Suitable base materials can be, for. B. selected from graphite-wetting materials from the following groups will:

^{4 (1} 1. Boron-containing compounds such as hydroxide, boric acid, metaboric acid or salts of these acids such as sodium borate;

2. Vanadium pentoxide

3. combinations of glaze forming material-4 ^r> Iien as phosphates, fluorides or silicates

such as alkali metal phosphates, aluminum orthophosphates, alkali metal silicates, glass, calcium fluoride, Sodium aluminum fluoride or sodium boron fluoride.

v> One or more minerals from the 3rd group can be mixed with one or more materials from the 1st and / or 2nd group can be combined. One or more materials from the groups can also be used 1 to 3 can be used in conjunction with substances that modify surface tension, such as z. B. Chrome ore.

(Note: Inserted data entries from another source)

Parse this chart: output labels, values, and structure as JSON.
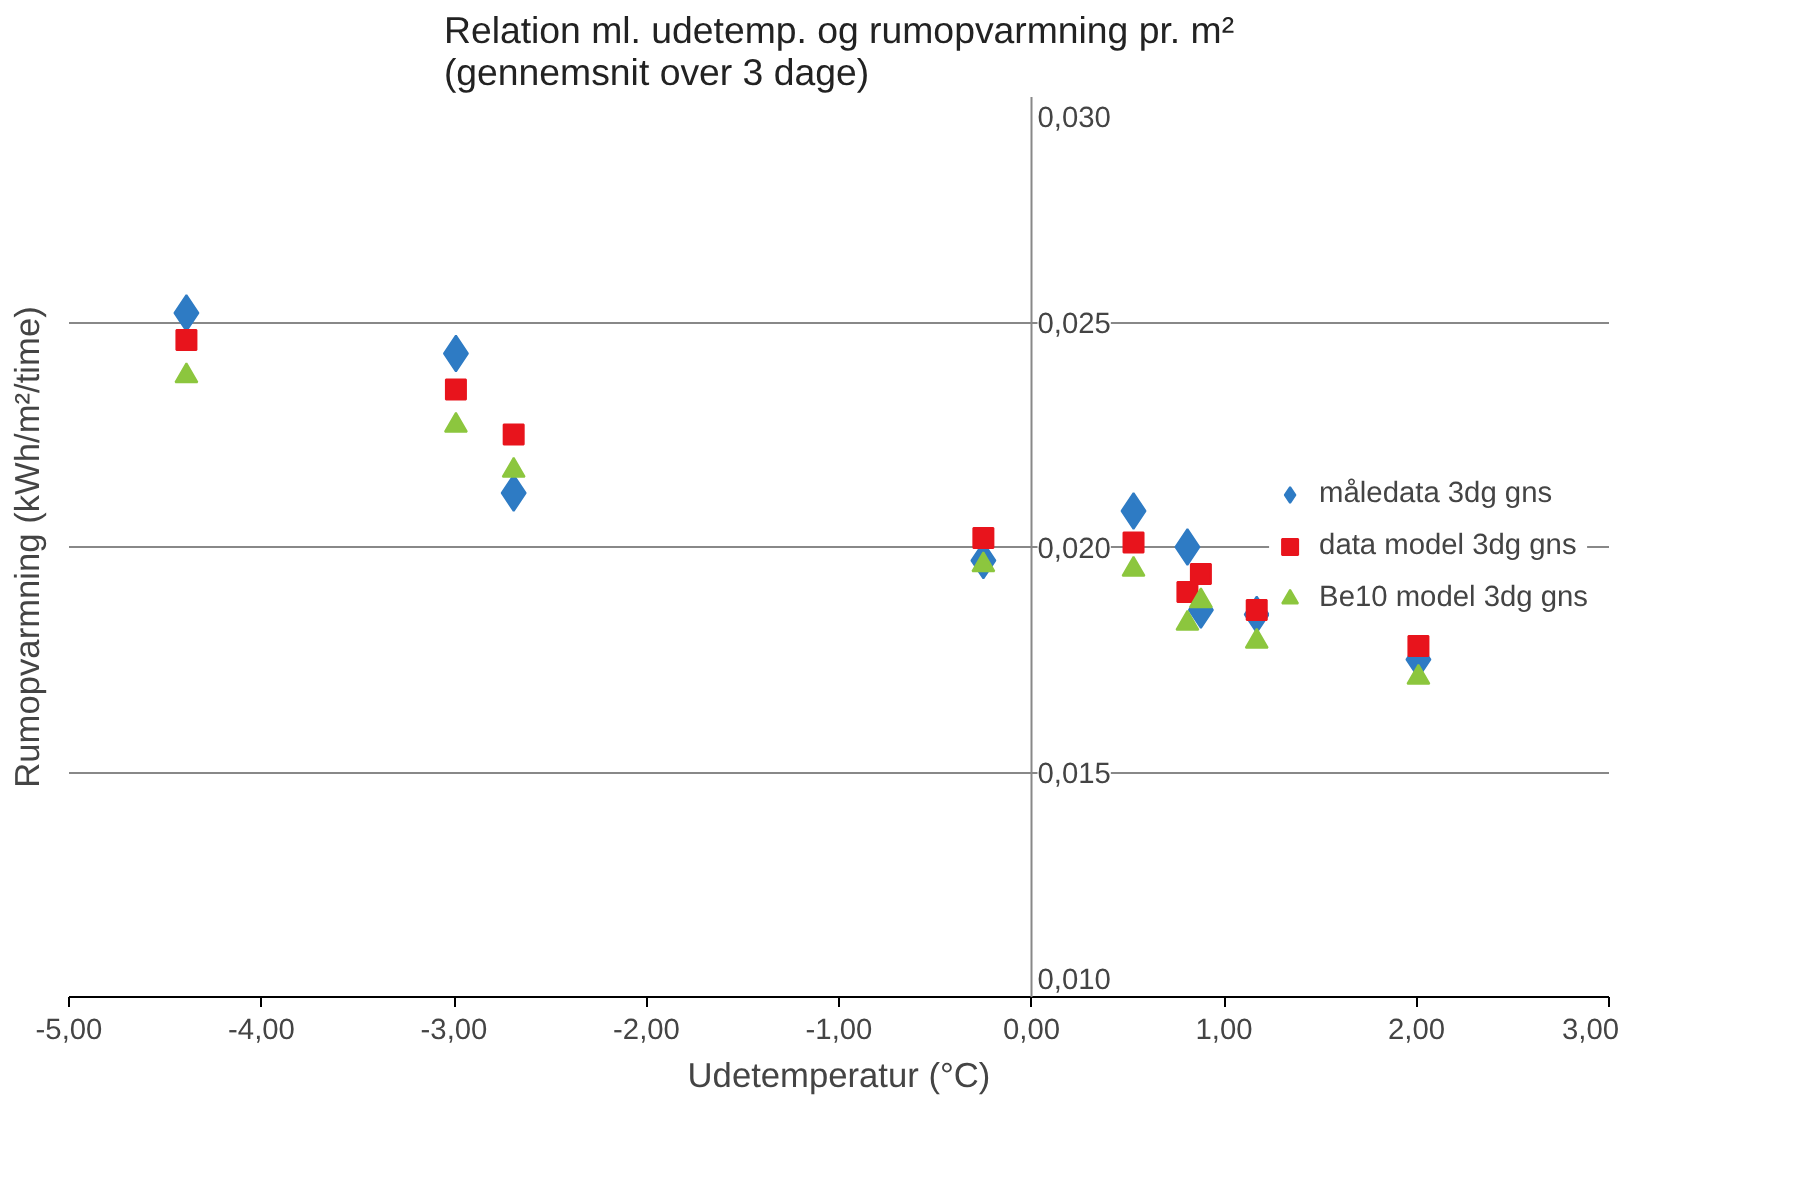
{
  "chart_data": {
    "type": "scatter",
    "title": "Relation ml. udetemp. og rumopvarmning pr. m²\n(gennemsnit over 3 dage)",
    "xlabel": "Udetemperatur (°C)",
    "ylabel": "Rumopvarmning (kWh/m²/time)",
    "x": [
      -4.39,
      -2.99,
      -2.69,
      -0.25,
      0.53,
      0.81,
      0.88,
      1.17,
      2.01
    ],
    "series": [
      {
        "name": "måledata 3dg gns",
        "color": "#2e7bc4",
        "marker": "diamond",
        "values": [
          0.0252,
          0.0243,
          0.0212,
          0.0197,
          0.0208,
          0.02,
          0.0186,
          0.0185,
          0.0175
        ]
      },
      {
        "name": "data model 3dg gns",
        "color": "#e8141c",
        "marker": "square",
        "values": [
          0.0246,
          0.0235,
          0.0225,
          0.0202,
          0.0201,
          0.019,
          0.0194,
          0.0186,
          0.0178
        ]
      },
      {
        "name": "Be10 model 3dg gns",
        "color": "#8cc63e",
        "marker": "triangle",
        "values": [
          0.0238,
          0.0227,
          0.0217,
          0.0196,
          0.0195,
          0.0183,
          0.0188,
          0.0179,
          0.0171
        ]
      }
    ],
    "xlim": [
      -5,
      3
    ],
    "ylim": [
      0.01,
      0.03
    ],
    "xticks": [
      {
        "value": -5,
        "label": "-5,00"
      },
      {
        "value": -4,
        "label": "-4,00"
      },
      {
        "value": -3,
        "label": "-3,00"
      },
      {
        "value": -2,
        "label": "-2,00"
      },
      {
        "value": -1,
        "label": "-1,00"
      },
      {
        "value": 0,
        "label": "0,00"
      },
      {
        "value": 1,
        "label": "1,00"
      },
      {
        "value": 2,
        "label": "2,00"
      },
      {
        "value": 3,
        "label": "3,00"
      }
    ],
    "yticks": [
      {
        "value": 0.01,
        "label": "0,010"
      },
      {
        "value": 0.015,
        "label": "0,015"
      },
      {
        "value": 0.02,
        "label": "0,020"
      },
      {
        "value": 0.025,
        "label": "0,025"
      },
      {
        "value": 0.03,
        "label": "0,030"
      }
    ],
    "grid": "y",
    "legend": "right"
  }
}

Suitable fillers are, for example, the refractory oxides, carbides, nitrides or borides, e.g. B. Chromium oxide, zirconium oxide, titanium dioxide, silicon carbide, tungsten carbide, boron nitride, silicon nitride, titanium boride, Zirconium boride and zirconium carbide. The grain size of the refractory filler can be selected be that 80% of the particles are smaller than 0.5 mm, preferably smaller than 0.2 mm, even better smaller than 0.06 mm. Suitable fiber materials can consist of asbestos, aluminosilicate fibers, glass fibers, Aluminosilicate fibers, calcium silicate fibers, mineral wool, slag wool, paper,

such as waste paper, pulp and newsprint, and textile fibers such as rayon, wool and the like. Strips, bands or shaped pieces, the base compounds based on boron compounds, are particularly effective and refractory carbide fillers. Found particularly effective Layers that consist of boron trioxide or boric acid as a base material and silicon carbide as a filler. Tests have shown reductions in electrode consumption of up to 52%. ι »

example 1

^{25 cm 2} shaped pieces made of 65% silicon carbide, 29% boric acid (H ₁ BO ₃ ) (weight ratio of silicon carbide to boron oxide) were placed on a hot electrode (1200 ° C.) with a diameter of 230 mm for a furnace with a capacity of 10 t after application 80:20) 4% amosite asbestos and 2% cut rayon fibers (1 cm) are applied. After molding and drying, all molded pieces were coated with boric acid - »in an amount of 4 g / dm ² . When it was melted onto the surface of the electrode, a layer 2 mm thick was formed. After 2 batches (approximately 9 hours) it was found, in comparison to the uncoated part of the electrode, that the electrode consumption had been reduced by 52%.

Example 2

^{25 cm 2} shaped pieces made of 54% silicon carbide, 40% boric acid (HjBO ₁ ) (weight ratio silicon carbide to boron oxide after attachment 70:30 were placed on a hot electrode (1050 ° C.) with a diameter of 560 mm for a furnace with a capacity of 701 ), 4% amosite asbestos and 2% cut rayon fiber (1 cm). Each molded piece after molding and drying was coated with boric acid in an amount of 4 g / dm ^2. Upon melting, a layer about 2 mm thick was formed on the electrode surface. After four batches (approximately 17 hours), it was found that the electrode consumption had been reduced by 48% compared to the uncoated part of the electrode.

Claims (6)

Patent claims: 1. Method of protecting a carbon electrode an arc furnace by applying a protective layer of prefabricated strips, Tapes or shaped pieces, characterized in that the strips, tapes or shaped pieces on the surface of one of the use are applied forth hot electrode, which consists of a flux base material and refractory filler strips, tapes or shaped pieces on the electrode surface be melted. 2. The method according to claim 1, characterized in that a base material with a Melting point below 1000 ° C is used. 3. The method according to claim 1 or 2, characterized in that a base material made of boron oxide or boric acid and a filler made of silicon carbide is used. 4. The method according to any one of claims I to 3, characterized in that molded pieces, strips or tapes are used that are fibrous Material included. 5. The method according to any one of claims 1 to 4, characterized in that a weight ratio of matrix to filler between 90:10 and 15:85 is used. 6. The method according to any one of claims 1 to 5, characterized in that fittings, strips or tapes are used, the one Have a thickness of 1 to 10 mm.